Ben Crocker

Personal information
- Nationality: Welsh
- Born: 16 October 1994 (age 31)
- Weight: Super-lightweight

Boxing career

Boxing record
- Total fights: 18
- Wins: 16
- Win by KO: 3
- Losses: 1
- Draws: 1

= Ben Crocker (boxer) =

Welsh boxer (born 1994)

Ben Crocker (born 16 October 1994) is a Welsh professional boxer who was IBF European super-lightweight champion from December 2024 to September 2025.

==Career==
Crocker started boxing aged 12 when he switched from kickboxing. He made his professional debut in September 2021 and amassed a perfect record of 13 wins from 13 fights, before defeating Stelios Papadopoulos by unanimous decision for the vacant International Boxing Federation European super-lightweight title at the Brentwood Centre in Essex on 7 December 2024.

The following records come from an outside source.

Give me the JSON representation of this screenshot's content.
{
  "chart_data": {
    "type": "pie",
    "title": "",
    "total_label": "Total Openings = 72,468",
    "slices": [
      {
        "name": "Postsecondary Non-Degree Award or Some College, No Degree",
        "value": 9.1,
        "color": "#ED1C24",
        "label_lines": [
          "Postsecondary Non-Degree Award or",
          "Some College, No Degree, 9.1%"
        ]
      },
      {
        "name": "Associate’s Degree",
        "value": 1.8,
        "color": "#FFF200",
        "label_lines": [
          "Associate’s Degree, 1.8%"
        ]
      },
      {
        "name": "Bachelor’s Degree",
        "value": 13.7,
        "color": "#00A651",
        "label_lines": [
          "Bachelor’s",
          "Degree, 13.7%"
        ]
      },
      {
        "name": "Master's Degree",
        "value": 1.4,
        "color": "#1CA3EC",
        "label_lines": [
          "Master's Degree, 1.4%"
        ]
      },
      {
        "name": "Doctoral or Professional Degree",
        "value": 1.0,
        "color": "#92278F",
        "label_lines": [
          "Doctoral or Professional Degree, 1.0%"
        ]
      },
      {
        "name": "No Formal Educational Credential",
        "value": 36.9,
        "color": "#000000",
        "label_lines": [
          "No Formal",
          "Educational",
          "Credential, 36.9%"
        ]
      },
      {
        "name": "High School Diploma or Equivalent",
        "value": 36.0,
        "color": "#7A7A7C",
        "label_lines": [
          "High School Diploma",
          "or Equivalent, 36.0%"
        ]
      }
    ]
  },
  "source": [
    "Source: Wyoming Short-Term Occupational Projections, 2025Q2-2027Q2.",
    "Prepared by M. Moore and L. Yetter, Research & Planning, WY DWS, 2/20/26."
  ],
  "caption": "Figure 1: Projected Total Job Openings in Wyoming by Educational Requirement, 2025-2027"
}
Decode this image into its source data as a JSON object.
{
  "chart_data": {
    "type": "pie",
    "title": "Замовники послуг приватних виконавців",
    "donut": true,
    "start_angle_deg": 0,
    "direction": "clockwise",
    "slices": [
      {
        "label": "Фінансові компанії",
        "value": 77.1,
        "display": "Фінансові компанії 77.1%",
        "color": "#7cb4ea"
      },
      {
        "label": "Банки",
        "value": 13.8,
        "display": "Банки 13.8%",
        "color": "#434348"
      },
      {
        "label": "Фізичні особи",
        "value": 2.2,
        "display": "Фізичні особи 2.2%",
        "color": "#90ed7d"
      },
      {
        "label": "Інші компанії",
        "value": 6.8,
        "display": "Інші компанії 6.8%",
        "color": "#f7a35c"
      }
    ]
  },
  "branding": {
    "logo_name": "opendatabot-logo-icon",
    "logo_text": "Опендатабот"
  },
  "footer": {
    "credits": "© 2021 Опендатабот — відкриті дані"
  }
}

His first title defense was against Tiernan Bradley at York Hall in Bethnal Green on 4 April 2025, and ended in a split draw. One judge favoured each boxer 97–93 with the third scoring the bout a 95–95 tie.

Crocker made the second defense of his title against Seán McComb at Park Community Arena in Sheffield on 27 September 2025. He lost by unanimous decision.